Make no mistake: Apple’s iCloud, if it works, stands to be a transformative solution for the ages, but Apple CEO Steve Jobs’ promise that the PC will become just “another device” first needs to clear a couple of major hurdles – given the massive scope he has set out for iCloud.
And Jobs himself best perhaps best summarized why there may be questions about whether or not Apple can succeed in turning iCloud into a digital hub – the center of our digital lives that can automatically synchronize all of our files in real time:
“You might ask, 'Why should I believe them?' They’re the ones that brought me MobileMe,’” Jobs said during his Worldwide Developers Conference keynote.
While Apple has improved MobileMe since its horrible, painful launch, and turned it into a fairly reliable cloud-based service for email, calendaring and contact management, it is a pebble compared to the mountain-sized plans for iCloud, which is now the focal point for Apple's cloud strategy.

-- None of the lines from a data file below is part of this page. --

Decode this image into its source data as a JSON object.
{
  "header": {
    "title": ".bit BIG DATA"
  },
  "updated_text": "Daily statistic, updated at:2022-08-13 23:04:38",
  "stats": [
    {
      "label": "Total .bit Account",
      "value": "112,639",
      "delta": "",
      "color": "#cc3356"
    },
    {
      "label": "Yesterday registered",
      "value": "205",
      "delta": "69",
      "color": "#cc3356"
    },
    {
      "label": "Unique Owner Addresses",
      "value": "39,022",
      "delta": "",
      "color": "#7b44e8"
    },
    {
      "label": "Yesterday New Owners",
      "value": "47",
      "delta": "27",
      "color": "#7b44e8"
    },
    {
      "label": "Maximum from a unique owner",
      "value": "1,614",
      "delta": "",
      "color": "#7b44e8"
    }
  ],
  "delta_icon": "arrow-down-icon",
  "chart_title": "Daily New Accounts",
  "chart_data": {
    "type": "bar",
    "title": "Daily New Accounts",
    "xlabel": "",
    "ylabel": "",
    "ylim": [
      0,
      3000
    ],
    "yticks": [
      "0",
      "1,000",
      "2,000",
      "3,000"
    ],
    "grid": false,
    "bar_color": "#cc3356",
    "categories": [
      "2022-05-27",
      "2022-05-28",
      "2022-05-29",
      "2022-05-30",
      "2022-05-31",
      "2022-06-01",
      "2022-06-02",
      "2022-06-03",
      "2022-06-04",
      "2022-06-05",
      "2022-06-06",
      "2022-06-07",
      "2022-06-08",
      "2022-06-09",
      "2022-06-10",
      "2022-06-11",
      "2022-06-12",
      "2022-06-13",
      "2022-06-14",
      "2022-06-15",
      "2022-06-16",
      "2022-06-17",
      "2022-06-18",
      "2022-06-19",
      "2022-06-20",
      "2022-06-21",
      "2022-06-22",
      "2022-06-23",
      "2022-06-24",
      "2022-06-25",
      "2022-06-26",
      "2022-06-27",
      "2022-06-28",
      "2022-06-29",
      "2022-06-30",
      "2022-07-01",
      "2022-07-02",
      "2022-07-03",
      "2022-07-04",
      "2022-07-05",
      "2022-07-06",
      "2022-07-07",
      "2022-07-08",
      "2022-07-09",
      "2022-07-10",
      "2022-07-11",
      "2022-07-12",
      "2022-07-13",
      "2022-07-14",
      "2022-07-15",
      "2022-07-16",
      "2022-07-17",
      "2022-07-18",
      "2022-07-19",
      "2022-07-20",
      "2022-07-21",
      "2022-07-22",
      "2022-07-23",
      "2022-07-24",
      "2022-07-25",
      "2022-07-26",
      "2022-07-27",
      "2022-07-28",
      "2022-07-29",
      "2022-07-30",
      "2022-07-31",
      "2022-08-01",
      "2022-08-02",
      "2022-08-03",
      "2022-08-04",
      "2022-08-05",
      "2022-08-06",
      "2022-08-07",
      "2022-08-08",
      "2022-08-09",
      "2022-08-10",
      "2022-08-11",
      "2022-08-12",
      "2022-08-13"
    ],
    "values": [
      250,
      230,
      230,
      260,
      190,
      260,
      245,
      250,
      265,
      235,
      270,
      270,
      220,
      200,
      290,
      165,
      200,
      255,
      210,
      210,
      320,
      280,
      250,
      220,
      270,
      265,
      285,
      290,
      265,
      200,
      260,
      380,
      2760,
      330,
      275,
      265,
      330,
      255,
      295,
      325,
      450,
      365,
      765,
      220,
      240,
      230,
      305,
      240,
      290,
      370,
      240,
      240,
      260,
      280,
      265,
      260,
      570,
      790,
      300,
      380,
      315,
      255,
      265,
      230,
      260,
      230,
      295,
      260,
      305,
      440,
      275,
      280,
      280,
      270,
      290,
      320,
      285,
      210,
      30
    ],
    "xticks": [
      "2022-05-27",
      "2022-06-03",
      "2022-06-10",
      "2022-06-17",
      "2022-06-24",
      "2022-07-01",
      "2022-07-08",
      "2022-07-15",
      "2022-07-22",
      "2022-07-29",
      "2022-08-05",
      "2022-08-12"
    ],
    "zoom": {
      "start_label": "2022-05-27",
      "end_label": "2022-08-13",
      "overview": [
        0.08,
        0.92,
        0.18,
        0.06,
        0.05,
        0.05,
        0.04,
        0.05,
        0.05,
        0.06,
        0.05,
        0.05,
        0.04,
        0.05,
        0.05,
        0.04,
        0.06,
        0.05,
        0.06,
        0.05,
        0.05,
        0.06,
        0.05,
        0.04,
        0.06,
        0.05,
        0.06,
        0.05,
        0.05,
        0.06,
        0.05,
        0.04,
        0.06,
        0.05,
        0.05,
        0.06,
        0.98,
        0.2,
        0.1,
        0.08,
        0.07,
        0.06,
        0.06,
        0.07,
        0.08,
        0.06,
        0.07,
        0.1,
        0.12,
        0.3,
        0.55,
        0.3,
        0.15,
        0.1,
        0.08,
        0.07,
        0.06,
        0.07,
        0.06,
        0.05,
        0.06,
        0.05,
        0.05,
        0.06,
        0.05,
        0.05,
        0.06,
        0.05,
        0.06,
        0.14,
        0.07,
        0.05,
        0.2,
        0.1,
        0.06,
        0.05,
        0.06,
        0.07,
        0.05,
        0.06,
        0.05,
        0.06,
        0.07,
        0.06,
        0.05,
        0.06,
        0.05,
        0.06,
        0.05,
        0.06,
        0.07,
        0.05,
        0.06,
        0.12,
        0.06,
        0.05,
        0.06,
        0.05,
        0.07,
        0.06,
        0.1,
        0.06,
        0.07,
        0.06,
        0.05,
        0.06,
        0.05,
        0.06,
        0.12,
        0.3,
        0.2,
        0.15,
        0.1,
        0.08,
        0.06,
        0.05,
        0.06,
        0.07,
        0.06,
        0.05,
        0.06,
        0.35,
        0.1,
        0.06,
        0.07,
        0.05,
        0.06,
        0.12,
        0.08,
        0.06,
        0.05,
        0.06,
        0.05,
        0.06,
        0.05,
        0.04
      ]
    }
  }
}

The two hurdles Apple will face:
• Bandwidth. Accessing iCloud seamlessly through 3G speeds or public WiFi – where bandwidth is routinely as low as 1 Mbps or less, compared to 30 Mbps or more for home or business connectivity – will be critical. Now, it can take as long as an hour or more to download a feature movie from iTunes onto an iPad or iPhone using 3G or public WiFi. Throw, all at once, as many as 50 million new people into the same cloud network, all uploading and downloading all of their vital data all day long, and latency could become a dealbreaker if not handled correctly. Some Apple apps, like its addictive FaceTime video chat, require WiFi connectivity and minimum bandwidth levels to even work at all. iCloud would support all apps, and many would face the same challenges.
• Capacity. Every iPhone and iPad will become a data-creation device, and we’re not just talking about text content. Video, audio, high-intensity graphics will all take up a fair amount of capacity – and it will grow to levels the industry has never before imagined. Will iCloud be able to support a terabyte of data per client device? Two terabytes? And, if so, how much more will it cost than the $75 a pop you’d pay for a high-capacity hard disk drive on a PC?
One thing has become clear during the technology industry’s past three decades: the market’s appetite for bandwidth and capacity knows no boundary.
On its web site, discussing iCloud, Apple writes: “When you sign up for iCloud, you automatically get 5GB of free storage. And that’s plenty of room, because of the way iCloud stores your content. Your purchased music, apps, and books, as well as your Photo Stream don’t count against your free storage. That leaves your mail, documents, Camera Roll, account information, settings, and other app data. And since those things don’t use as much space, you’ll find that 5GB goes a long way.”
You think so?
No, it doesn’t, actually. The free 5 GB is a nifty throw-in for those who buy iOS devices, but with all of the video, audio, photos, PDFs, data and graphics that each device will produce, it won’t last that long before that 5 GB runs out for most devices. Add to that data created by independent, third-party apps and Apple will be in for a rude awakening when many begin to clamor for more storage capacity, all at the same time.
Technically, Apple has iCloud right. Its architecture, the SDK that it has already made available to developers, and cross-device integration look like they were well thought-out. But capacity and bandwidth bottlenecks – not all of which Apple will be able to control itself – will bear watching.